Seagrass beds in Tampa Bay, Florida, are a staple food source for wintering Florida manatees and a restoration priority for the region. The most common seagrass restoration typically requires taking plugs from healthy shoal grass beds, causing damage to the donor bed. Since shoal grass is a smaller seagrass species with less extensive root structures, grazing manatees pull out the leaves, shoots, rhizomes, and roots from the sediment, making it more difficult for seagrass beds to quickly regenerate.
Partnering with experts at Florida Fish & Wildlife Research Institute Seagrass Lab, Coastal Program biologists in Tampa Bay are experimenting with the use of turtle in seagrass restoration. Turtle grass has extensive rhizomes and roots that often remain in the sediment after grazing.
In 2022 and 2023, over 3,000 turtle grass seedlings were collected from beach wrack and cultivated in an aquaculture nursery near Tampa Bay. Trials were conducted to determine the best techniques for planting the seedlings so they have a high survival and reproduction rate and can be easily outplanted.

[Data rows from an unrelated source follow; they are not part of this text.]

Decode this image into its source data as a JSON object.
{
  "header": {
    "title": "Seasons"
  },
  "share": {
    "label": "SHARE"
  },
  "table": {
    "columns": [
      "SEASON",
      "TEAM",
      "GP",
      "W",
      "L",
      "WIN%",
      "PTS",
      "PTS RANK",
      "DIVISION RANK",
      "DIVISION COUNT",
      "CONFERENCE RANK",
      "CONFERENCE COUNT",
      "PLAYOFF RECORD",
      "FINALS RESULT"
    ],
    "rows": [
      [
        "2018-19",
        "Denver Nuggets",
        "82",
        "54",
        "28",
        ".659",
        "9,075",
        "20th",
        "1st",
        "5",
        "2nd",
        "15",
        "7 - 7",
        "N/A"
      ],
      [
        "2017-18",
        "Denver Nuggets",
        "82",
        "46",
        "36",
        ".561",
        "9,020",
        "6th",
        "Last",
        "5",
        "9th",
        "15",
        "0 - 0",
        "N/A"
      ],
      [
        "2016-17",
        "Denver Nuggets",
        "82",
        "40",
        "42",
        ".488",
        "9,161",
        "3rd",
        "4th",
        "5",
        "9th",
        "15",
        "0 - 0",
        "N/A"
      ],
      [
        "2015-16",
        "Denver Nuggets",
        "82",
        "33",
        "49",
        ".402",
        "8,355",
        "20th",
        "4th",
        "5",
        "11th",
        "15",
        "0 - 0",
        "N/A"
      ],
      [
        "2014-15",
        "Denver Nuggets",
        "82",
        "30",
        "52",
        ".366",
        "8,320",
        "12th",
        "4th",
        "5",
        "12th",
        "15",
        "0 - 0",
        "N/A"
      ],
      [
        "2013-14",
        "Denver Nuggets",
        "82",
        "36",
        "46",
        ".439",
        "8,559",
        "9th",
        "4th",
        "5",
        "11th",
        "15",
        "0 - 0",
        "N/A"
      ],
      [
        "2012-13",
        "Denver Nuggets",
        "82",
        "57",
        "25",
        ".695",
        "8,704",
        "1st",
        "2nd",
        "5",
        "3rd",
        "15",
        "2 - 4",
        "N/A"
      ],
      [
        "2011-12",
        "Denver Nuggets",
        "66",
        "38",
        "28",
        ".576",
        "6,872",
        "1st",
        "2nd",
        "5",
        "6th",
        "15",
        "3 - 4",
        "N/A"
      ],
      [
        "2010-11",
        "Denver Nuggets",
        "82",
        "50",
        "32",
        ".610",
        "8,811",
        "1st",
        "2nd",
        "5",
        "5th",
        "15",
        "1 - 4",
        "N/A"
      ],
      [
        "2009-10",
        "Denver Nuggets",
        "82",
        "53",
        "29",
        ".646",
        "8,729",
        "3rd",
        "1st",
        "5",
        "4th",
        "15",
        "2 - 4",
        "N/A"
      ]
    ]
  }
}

Each summer, approximately 1,000 juvenile turtle grass shoots were outplanted in shallow, unvegetated areas in Wolf Branch Creek. Seedlings were planted in plots surrounded by herbivory exclusion devices during the winter months to reduce grazing pressure as the transplants established. Monitoring of the outplanted turtle grass indicate an approximate 45% survival rate.

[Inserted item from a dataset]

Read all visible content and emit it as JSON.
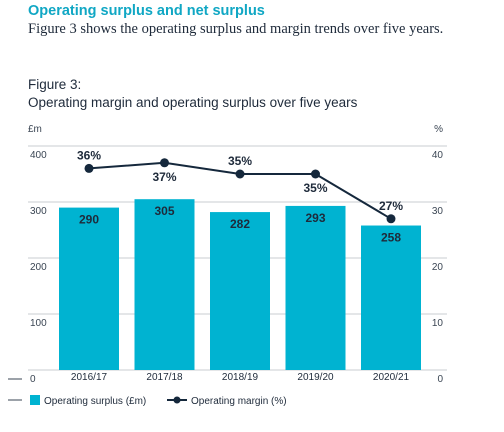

The use of turtle grass seedlings in combination with shoal grass to restore seagrass beds could accelerate the transition to a climax seagrass community and provide more abundant and robust foraging for manatees. These techniques can also serve as a blueprint for seagrass recovery in other parts of Florida and eliminate donor bed impacts associated with current transplant projects.